Robert Bourgi, spécialiste en bagage à main, pourrait-il troquer ses valises par des djembés-Dollar, avec l’accord de Chirac, Villepin et Sarkozy bien entendu ?
C’est une idée d’un ami gabonais que je suis allé chercher à l’aéroport d’Orly. En le ramenant à son domicile, il me dit d’un sourire à peine amusé « là-bas, on ne parle que de vous ». Persuadé que les primaires citoyennes étaient le sujet de prédilection partout dans le monde francophone, il me met la main sur l’épaule et me dit « Je t’arrête de suite, les primaires personne n’en sait rien là-bas ». En fait il était question des fameuses valises. Vous savez, ces valises remplies de billets qui auraient fait rêver le plus grand braqueur de convoyeurs de fonds de tout l’Arizona. Ces valises à destination inconnue, mais connues de Polichinelle. C’est vrai que les primaires ont (presque) rendu l’actualité françafrique un peu loin. L’information chasse l’information. Tout à l’heure est déjà loin. Hier est déjà oublié. Pas pour tout le monde…
Les africains eux, n’oublient pas. Ils savent.
Alors, avec mon ami gabonais nous parlons des relations françaises avec les pays d’Afrique. Il s’excuse presque en me racontant l’image déplorable que les africains ont des gouvernements français qui ce sont succédés depuis plusieurs décennies. J’ai écouté 45 minutes d’histoire où corruption rime avec pouvoir, et où argent rime obscurantisme.
Même si pour nous, ces « valises » ne sont qu’un détail de l’histoire, pour les africains, elles symbolisent justement toute la corruption d’une alliance, toute une entente qui avait pour unique but : servir une oligarchie au mépris du peuple dans l’intérêt de la France et de quelques intermédiaires, aujourd’hui dans les joutes de l’actualité.
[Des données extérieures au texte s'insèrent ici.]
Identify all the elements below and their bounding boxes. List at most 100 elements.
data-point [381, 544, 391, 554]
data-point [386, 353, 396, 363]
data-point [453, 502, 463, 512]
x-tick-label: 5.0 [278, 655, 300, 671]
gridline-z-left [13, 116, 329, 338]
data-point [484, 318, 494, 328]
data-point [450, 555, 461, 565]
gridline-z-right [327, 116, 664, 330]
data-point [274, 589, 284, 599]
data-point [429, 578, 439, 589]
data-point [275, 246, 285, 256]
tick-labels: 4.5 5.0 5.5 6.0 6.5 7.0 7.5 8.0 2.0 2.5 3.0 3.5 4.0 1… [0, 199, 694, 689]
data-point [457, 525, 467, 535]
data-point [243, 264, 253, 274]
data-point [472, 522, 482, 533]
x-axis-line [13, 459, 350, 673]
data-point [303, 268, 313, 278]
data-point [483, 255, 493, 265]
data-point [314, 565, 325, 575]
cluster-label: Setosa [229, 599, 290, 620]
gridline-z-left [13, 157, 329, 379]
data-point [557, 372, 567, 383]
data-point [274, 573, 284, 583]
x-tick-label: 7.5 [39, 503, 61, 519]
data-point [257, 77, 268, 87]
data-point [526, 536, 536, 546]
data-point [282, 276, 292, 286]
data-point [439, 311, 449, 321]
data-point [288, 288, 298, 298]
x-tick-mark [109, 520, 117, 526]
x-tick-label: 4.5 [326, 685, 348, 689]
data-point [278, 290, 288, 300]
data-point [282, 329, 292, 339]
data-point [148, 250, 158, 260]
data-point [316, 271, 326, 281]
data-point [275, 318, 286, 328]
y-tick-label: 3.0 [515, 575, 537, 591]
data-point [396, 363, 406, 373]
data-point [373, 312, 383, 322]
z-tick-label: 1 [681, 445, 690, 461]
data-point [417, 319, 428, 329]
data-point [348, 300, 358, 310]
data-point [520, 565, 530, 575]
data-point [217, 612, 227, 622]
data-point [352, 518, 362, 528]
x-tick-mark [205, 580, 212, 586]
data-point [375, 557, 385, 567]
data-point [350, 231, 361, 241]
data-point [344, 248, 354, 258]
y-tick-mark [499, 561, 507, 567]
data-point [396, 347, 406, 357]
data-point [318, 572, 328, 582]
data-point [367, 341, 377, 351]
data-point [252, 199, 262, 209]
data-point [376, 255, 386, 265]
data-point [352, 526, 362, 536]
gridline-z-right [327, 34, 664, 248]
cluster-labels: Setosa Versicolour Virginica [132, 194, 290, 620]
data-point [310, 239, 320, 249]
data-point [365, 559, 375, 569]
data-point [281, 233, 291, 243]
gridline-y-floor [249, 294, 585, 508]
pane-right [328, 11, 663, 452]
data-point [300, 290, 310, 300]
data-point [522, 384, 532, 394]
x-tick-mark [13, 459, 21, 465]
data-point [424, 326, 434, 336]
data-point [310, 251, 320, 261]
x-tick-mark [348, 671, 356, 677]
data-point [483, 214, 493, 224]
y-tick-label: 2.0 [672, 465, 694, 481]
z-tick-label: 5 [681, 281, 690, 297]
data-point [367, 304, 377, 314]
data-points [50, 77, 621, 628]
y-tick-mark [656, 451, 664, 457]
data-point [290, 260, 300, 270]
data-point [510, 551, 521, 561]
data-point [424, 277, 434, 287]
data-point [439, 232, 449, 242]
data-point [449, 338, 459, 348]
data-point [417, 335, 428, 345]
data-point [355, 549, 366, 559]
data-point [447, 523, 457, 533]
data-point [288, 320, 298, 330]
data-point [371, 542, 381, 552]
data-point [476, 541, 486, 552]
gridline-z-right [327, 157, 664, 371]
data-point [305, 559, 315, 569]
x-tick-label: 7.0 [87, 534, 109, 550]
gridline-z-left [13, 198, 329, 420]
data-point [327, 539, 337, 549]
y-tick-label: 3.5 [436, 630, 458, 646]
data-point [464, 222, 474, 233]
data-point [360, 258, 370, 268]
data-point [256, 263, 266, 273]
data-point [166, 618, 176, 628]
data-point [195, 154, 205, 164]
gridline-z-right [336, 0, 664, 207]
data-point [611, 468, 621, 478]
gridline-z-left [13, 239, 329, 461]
Le voyage en voiture se transforme en confession populaire au travers de l’histoire du pays, au cœur des cafés et des rues où tout se dit. Au travers du récit de mon ami, j’entends la voix des gens de là-bas, je les entends parler des contrats d’armements, des compagnies pétrolières, des ethnies qui se répartissent les grands secteurs de l’économie.
La route défile à 80 kms/h sur le périphérique parisien. Il fait nuit noire. Je l’écoute. Je n’ai rien à dire. Je ne peux rien dire.
Arrivés à la porte de Pantin, nous nous arrêtons à un feu rouge. Un chauffeur de taxi attend les fenêtres ouvertes en écoutant France Info. Arrivant à sa hauteur, nous entendons l’interview d’un socialiste heureux d’avoir gagné la majorité au Sénat.
La situation est presque ubuesque. Mon ami gabonais sait qu’une partie de l’histoire de la Françafrique est enfermée dans les murs du palais du Luxembourg, sous protectorat. Son sourire comme preuve de mon impuissance à agir.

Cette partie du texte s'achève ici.